They assume that compression and decompression is like a standard exponential growth and decay problem, and that different tissues have different half lives. So a 16 compartment model is tracking 16 half lives.

Now it's really up to you what you consider clean. Do you consider a 1% load to be fully decompressed? If so, somewhere between 7 and 8 halflives you'll be clean.

But what if you don't consider yourself to be fully decompressed until the load is 0.05%? Well that will take 12 halflives. So in an hour, that 5-minute compartment is clean, but a 2-hour compartment will take all day.

So there are a lot of assumptions at play. How much is fully loaded? How much is fully unloaded. What are reasonable halflives? Is 2-hours too much even for the dense, non-vascular tissues like bone?



I think that most models consider full saturation/desaturation after five cycles, though some might be four, some might be six. If you google ZHL-16B, you can probably find out the basis for what most computers are assuming, what their compartments are, what they consider to be the maximum allowable pressure gradient, etc..

If I recall correctly (from Walter's post), PADI's RDP table tracks 14 compartments (5, 10, 20, 30, 40, 60, 80, 100, 120, 160, 200, 240, 360, and 480 minutes with associated depths) for the dive portion, but chooses a single compartment (60-minutes) for surface interval/repet calculations.

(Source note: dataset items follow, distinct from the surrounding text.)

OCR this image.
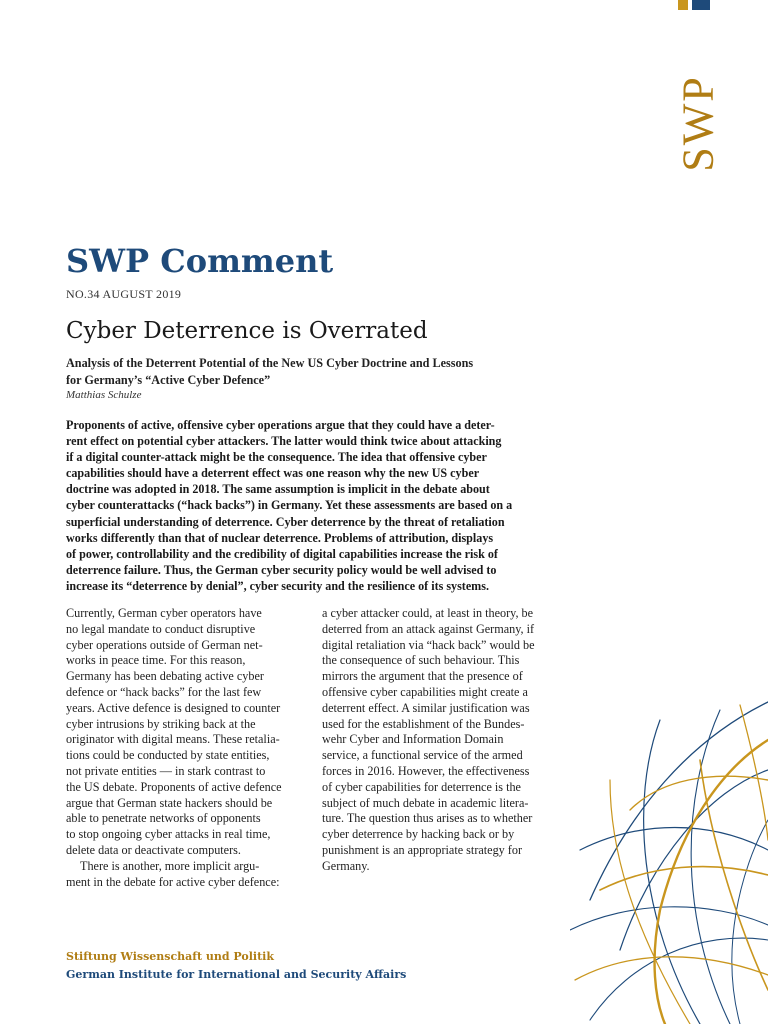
SWP
SWP Comment
NO.34 AUGUST 2019
Cyber Deterrence is Overrated
Analysis of the Deterrent Potential of the New US Cyber Doctrine and Lessons
for Germany’s “Active Cyber Defence”
Matthias Schulze
Proponents of active, offensive cyber operations argue that they could have a deter-
rent effect on potential cyber attackers. The latter would think twice about attacking
if a digital counter-attack might be the consequence. The idea that offensive cyber
capabilities should have a deterrent effect was one reason why the new US cyber
doctrine was adopted in 2018. The same assumption is implicit in the debate about
cyber counterattacks (“hack backs”) in Germany. Yet these assessments are based on a
superficial understanding of deterrence. Cyber deterrence by the threat of retaliation
works differently than that of nuclear deterrence. Problems of attribution, displays
of power, controllability and the credibility of digital capabilities increase the risk of
deterrence failure. Thus, the German cyber security policy would be well advised to
increase its “deterrence by denial”, cyber security and the resilience of its systems.
Currently, German cyber operators have
no legal mandate to conduct disruptive
cyber operations outside of German net-
works in peace time. For this reason,
Germany has been debating active cyber
defence or “hack backs” for the last few
years. Active defence is designed to counter
cyber intrusions by striking back at the
originator with digital means. These retalia-
tions could be conducted by state entities,
not private entities — in stark contrast to
the US debate. Proponents of active defence
argue that German state hackers should be
able to penetrate networks of opponents
to stop ongoing cyber attacks in real time,
delete data or deactivate computers.
There is another, more implicit argu-
ment in the debate for active cyber defence:
a cyber attacker could, at least in theory, be
deterred from an attack against Germany, if
digital retaliation via “hack back” would be
the consequence of such behaviour. This
mirrors the argument that the presence of
offensive cyber capabilities might create a
deterrent effect. A similar justification was
used for the establishment of the Bundes-
wehr Cyber and Information Domain
service, a functional service of the armed
forces in 2016. However, the effectiveness
of cyber capabilities for deterrence is the
subject of much debate in academic litera-
ture. The question thus arises as to whether
cyber deterrence by hacking back or by
punishment is an appropriate strategy for
Germany.
Stiftung Wissenschaft und Politik
German Institute for International and Security Affairs
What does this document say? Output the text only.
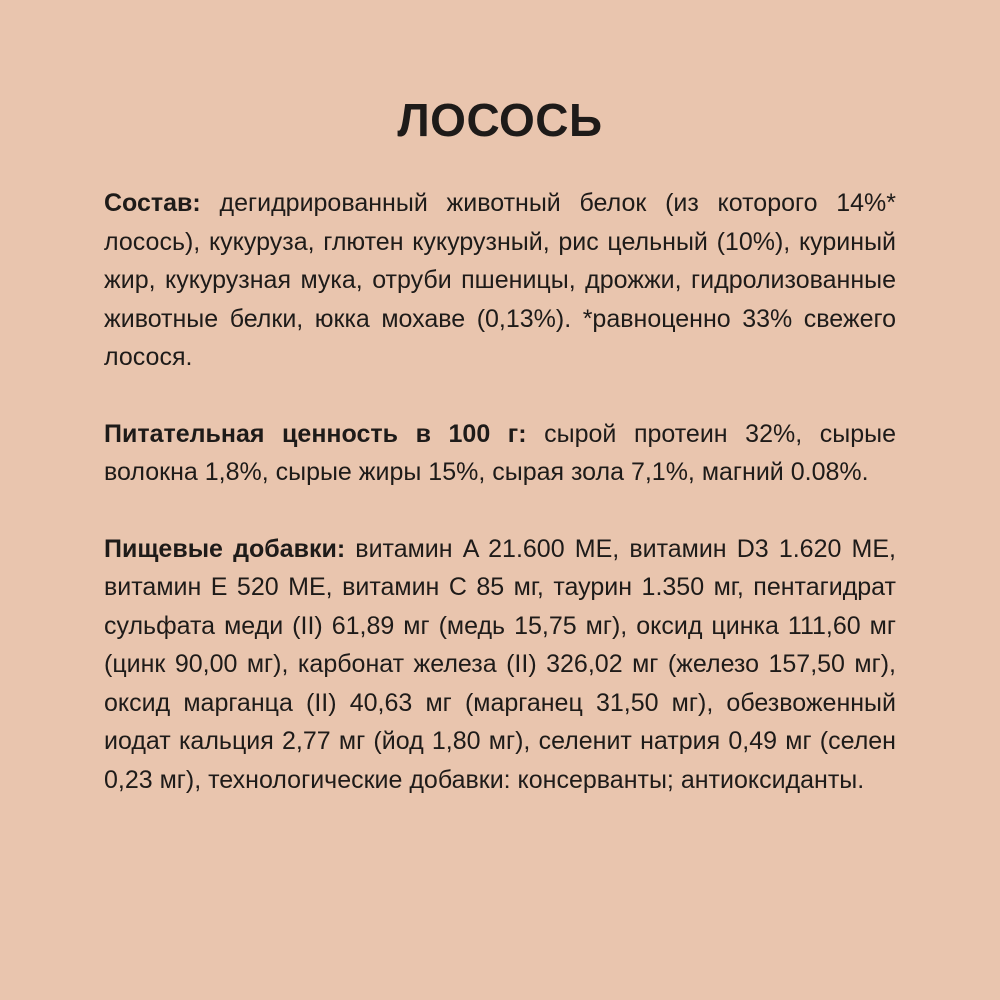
ЛОСОСЬ

Состав: дегидрированный животный белок (из которого 14%* лосось), кукуруза, глютен кукурузный, рис цельный (10%), куриный жир, кукурузная мука, отруби пшеницы, дрожжи, гидролизованные животные белки, юкка мохаве (0,13%). *равноценно 33% свежего лосося.

Питательная ценность в 100 г: сырой протеин 32%, сырые волокна 1,8%, сырые жиры 15%, сырая зола 7,1%, магний 0.08%.

Пищевые добавки: витамин A 21.600 МЕ, витамин D3 1.620 МЕ, витамин E 520 МЕ, витамин C 85 мг, таурин 1.350 мг, пентагидрат сульфата меди (II) 61,89 мг (медь 15,75 мг), оксид цинка 111,60 мг (цинк 90,00 мг), карбонат железа (II) 326,02 мг (железо 157,50 мг), оксид марганца (II) 40,63 мг (марганец 31,50 мг), обезвоженный иодат кальция 2,77 мг (йод 1,80 мг), селенит натрия 0,49 мг (селен 0,23 мг), технологические добавки: консерванты; антиоксиданты.
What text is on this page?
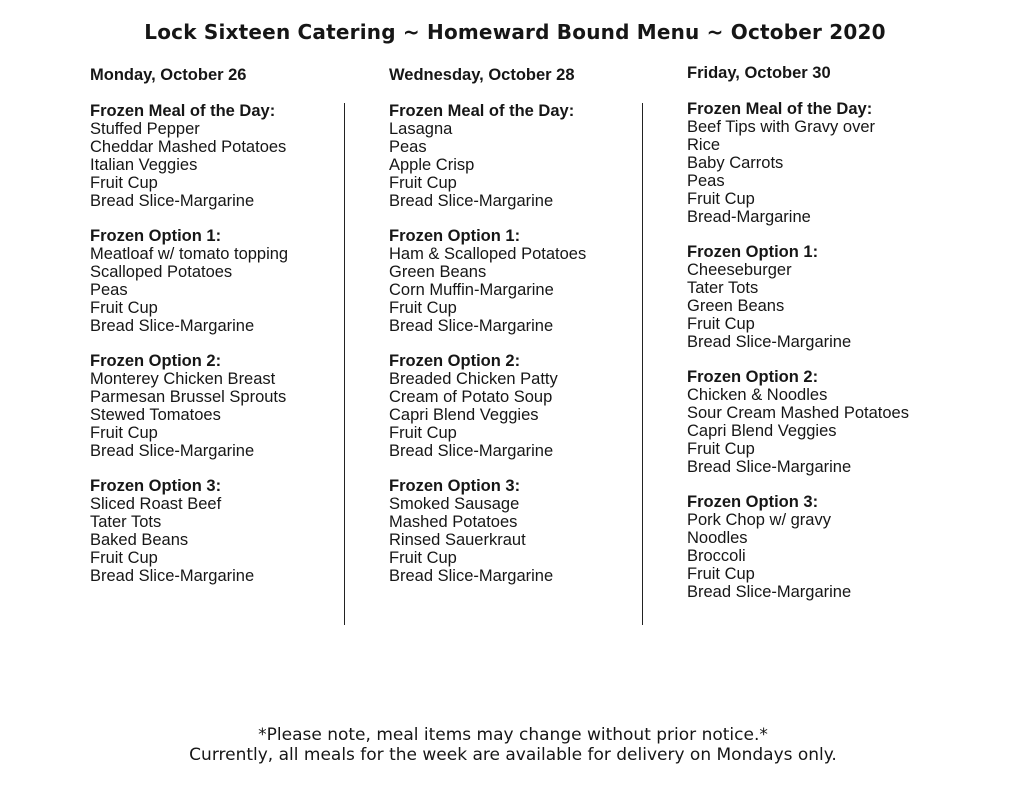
Lock Sixteen Catering ~ Homeward Bound Menu ~ October 2020
Monday, October 26
Frozen Meal of the Day:
Stuffed Pepper
Cheddar Mashed Potatoes
Italian Veggies
Fruit Cup
Bread Slice-Margarine
Frozen Option 1:
Meatloaf w/ tomato topping
Scalloped Potatoes
Peas
Fruit Cup
Bread Slice-Margarine
Frozen Option 2:
Monterey Chicken Breast
Parmesan Brussel Sprouts
Stewed Tomatoes
Fruit Cup
Bread Slice-Margarine
Frozen Option 3:
Sliced Roast Beef
Tater Tots
Baked Beans
Fruit Cup
Bread Slice-Margarine
Wednesday, October 28
Frozen Meal of the Day:
Lasagna
Peas
Apple Crisp
Fruit Cup
Bread Slice-Margarine
Frozen Option 1:
Ham & Scalloped Potatoes
Green Beans
Corn Muffin-Margarine
Fruit Cup
Bread Slice-Margarine
Frozen Option 2:
Breaded Chicken Patty
Cream of Potato Soup
Capri Blend Veggies
Fruit Cup
Bread Slice-Margarine
Frozen Option 3:
Smoked Sausage
Mashed Potatoes
Rinsed Sauerkraut
Fruit Cup
Bread Slice-Margarine
Friday, October 30
Frozen Meal of the Day:
Beef Tips with Gravy over
Rice
Baby Carrots
Peas
Fruit Cup
Bread-Margarine
Frozen Option 1:
Cheeseburger
Tater Tots
Green Beans
Fruit Cup
Bread Slice-Margarine
Frozen Option 2:
Chicken & Noodles
Sour Cream Mashed Potatoes
Capri Blend Veggies
Fruit Cup
Bread Slice-Margarine
Frozen Option 3:
Pork Chop w/ gravy
Noodles
Broccoli
Fruit Cup
Bread Slice-Margarine
*Please note, meal items may change without prior notice.*
Currently, all meals for the week are available for delivery on Mondays only.
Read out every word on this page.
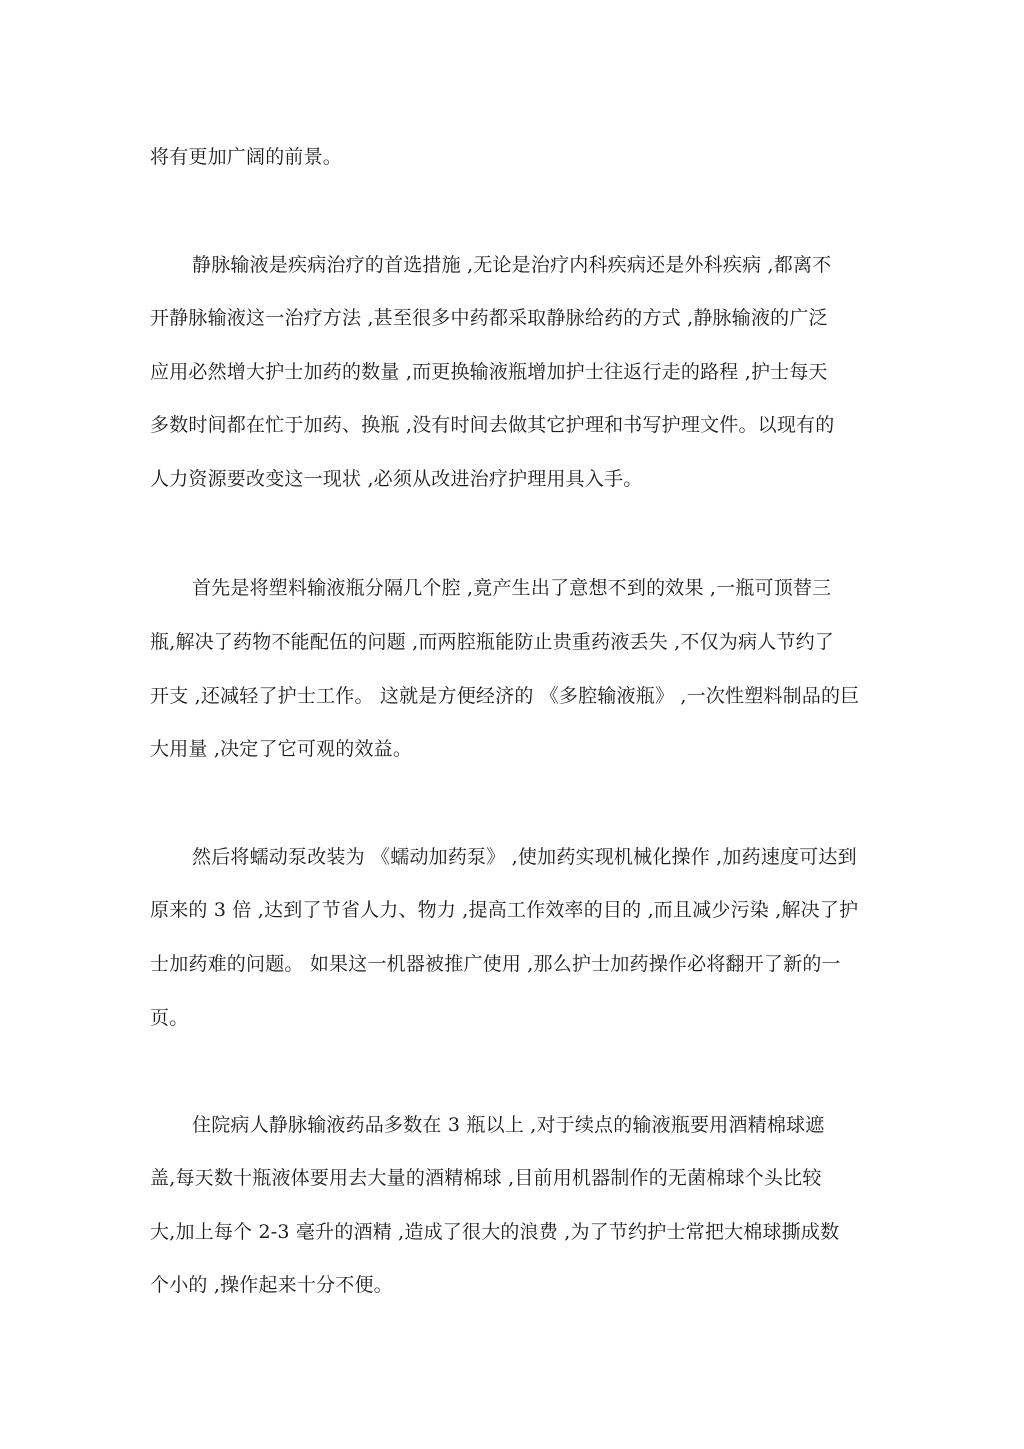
将有更加广阔的前景。
静脉输液是疾病治疗的首选措施 ,无论是治疗内科疾病还是外科疾病 ,都离不
开静脉输液这一治疗方法 ,甚至很多中药都采取静脉给药的方式 ,静脉输液的广泛
应用必然增大护士加药的数量 ,而更换输液瓶增加护士往返行走的路程 ,护士每天
多数时间都在忙于加药、换瓶 ,没有时间去做其它护理和书写护理文件。以现有的
人力资源要改变这一现状 ,必须从改进治疗护理用具入手。
首先是将塑料输液瓶分隔几个腔 ,竟产生出了意想不到的效果 ,一瓶可顶替三
瓶,解决了药物不能配伍的问题 ,而两腔瓶能防止贵重药液丢失 ,不仅为病人节约了
开支 ,还减轻了护士工作。 这就是方便经济的 《多腔输液瓶》 ,一次性塑料制品的巨
大用量 ,决定了它可观的效益。
然后将蠕动泵改装为 《蠕动加药泵》 ,使加药实现机械化操作 ,加药速度可达到
原来的 3 倍 ,达到了节省人力、物力 ,提高工作效率的目的 ,而且减少污染 ,解决了护
士加药难的问题。 如果这一机器被推广使用 ,那么护士加药操作必将翻开了新的一
页。
住院病人静脉输液药品多数在 3 瓶以上 ,对于续点的输液瓶要用酒精棉球遮
盖,每天数十瓶液体要用去大量的酒精棉球 ,目前用机器制作的无菌棉球个头比较
大,加上每个 2-3 毫升的酒精 ,造成了很大的浪费 ,为了节约护士常把大棉球撕成数
个小的 ,操作起来十分不便。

Hmm, very informative response. Thanks for your input, I'll have to look up the specifics on my own dive computer for how it calculates its NDLs.
 
I dive with 2 dive computers. My primary computer reads very conservatively, my second one is there just in case. I'm not really into having 2 of everything but when I replaced my old one with the new one I thought I might as well use both. Having the second computer came in handy on a long dive trip when the battery went dead on my primary even though I always use new batteries before a dive trip. I was able to finish the week with my back-up.
 
i never fill out the tables...like you said....computer log and tables are on different planets.....
 
I dive with 2 dive computers. My primary computer reads very conservatively, my second one is there just in case. I'm not really into having 2 of everything but when I replaced my old one with the new one I thought I might as well use both. Having the second computer came in handy on a long dive trip when the battery went dead on my primary even though I always use new batteries before a dive trip. I was able to finish the week with my back-up.

I do the samr thing, and it paid off recently when my NEW dive computer stopped working.
 
No need to log them, but as for calculating and keeping track of them, let me put it this way. I have 16 years developing software and firmware similar to what's in your dive computer, some of it even more critical to human safety, in devices subject to far greater regulatory scrutiny than a dive computer, and, based on that perspective, my approach to dive computers is the same as Reagan's approach to the Soviets - trust, but verify.